Más allá que para la ciencia actual es un hecho que los primeros seres vivos –organismos unicelulares- se originaron en el océano, la vinculación de las aguas primordiales al origen de la vida en nuestro planeta encierra, desde muy antiguo, una significación espiritual y simbólico-psicológica mucho más profunda que una coincidencia entre fe y ciencia. Pues también para la tradición bíblica el espíritu de Dios, el soplo divino dador de vida, fecundó desde los orígenes las aguas primordiales: “Al principio Dios creó los cielos y la tierra. La tierra estaba confusa y vacía y las tinieblas cubrían la faz del abismo, pero el espíritu de Dios se cernía sobre la superficie de las aguas”
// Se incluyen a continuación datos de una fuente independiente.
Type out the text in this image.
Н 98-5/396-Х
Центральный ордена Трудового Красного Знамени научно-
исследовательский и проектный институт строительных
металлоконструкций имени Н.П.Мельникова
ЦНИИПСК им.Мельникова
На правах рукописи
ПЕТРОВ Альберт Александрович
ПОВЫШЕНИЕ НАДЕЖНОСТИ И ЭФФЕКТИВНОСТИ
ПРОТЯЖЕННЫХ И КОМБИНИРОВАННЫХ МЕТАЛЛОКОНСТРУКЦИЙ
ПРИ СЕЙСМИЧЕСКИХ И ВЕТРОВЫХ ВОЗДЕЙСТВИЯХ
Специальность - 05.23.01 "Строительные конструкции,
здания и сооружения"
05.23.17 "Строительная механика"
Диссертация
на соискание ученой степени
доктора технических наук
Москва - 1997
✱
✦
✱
El simbolismo del “Agua” encierra un misterio que fue atisbado desde muy antiguo por filósofos, alquimistas y místicos. Así, para el poeta Homero, el Océano es el origen de todas las cosas. Para Tales de Mileto el primer “filósofo de la naturaleza”, el principio originante de todas las cosas es el Agua. Pero no el agua como mera sustancia inorgánica como la concebimos hoy. Para los primeros filósofos, los elementos de la naturaleza eran manifestaciones de la “phýsis”: aquella Fuerza divina, es decir, imperecedera, eterna, que está en el origen del crecimiento y desarrollo de todos los elementos del cosmos. Según la tradición, Tales se interesó particularmente por la observación de los imanes naturales, de allí que para él todas las cosas, incluso las inorgánicas, estaban “plenas de dioses”, es decir: todo en la naturaleza está impregnado por una “Fuerza” intrínseca que origina movimiento, cambio, crecimiento, devenir, atracción, repulsión. En particular para Tales, el “Agua”, más allá de su carácter de elemento natural empíricamente observable, en cuanto principio metafísico originario de todas las cosas es portadora de dicha Fuerza divina
“Me quedé dormido y vi un sacerdote arriba, de pie frente a mí sobre un altar que tenía la forma de un cuenco playo. Allí mismo tenía ese altar quince escalones, para subir hasta él. Allí mismo estaba de pie el sacerdote, y oí cómo una voz desde arriba me decía: «He consumado el descenso por los quince escalones de las tinieblas y he consumado el ascenso por los escalones de la luz. Y el que me renueva es el sacerdote al quitar la solidez del cuerpo, y una necesidad hace que sea consagrado sacerdote, y alcanzo mi perfección convirtiéndome en espíritu… Yo soy Ión, el sacerdote de las cosas sagradas más íntimamente ocultas y me someto a un castigo insoportable…» …Y con sus propios dientes despedazó sus propias carnes y se desplomó. Lleno de temor me desperté y reflexioné: «¿No es esto algo así como la composición de las aguas?”
Ascender por los escalones de la luz significa una progresiva ampliación de la consciencia; en el lenguaje espiriutal se diría: “iluminación”. Lo cual va unido a la inmortalidad, que es el objetivo perseguido por el “opus alchimicum”. Por eso dice Jung: “El hombre espiritual se caracteriza por buscar el conocimiento de sí mismo y de Dios… Y el objetivo del opus es precisamente producir el cuerpo incorruptible, la cosa que no muere, la piedra espiritual, invisible, el «lapis aethereus», el remedio universal…”
Por eso, la alquimia antigua, detrás de su lenguaje oscuro y su incipiente descubrimiento de las propiedades químicas y físicas de los elementos naturales, contiene latente un proceso psicológico profundo y arcano, que incluye tanto una purificación espiritual, cuanto un despertar y progresiva ampliación de la consciencia.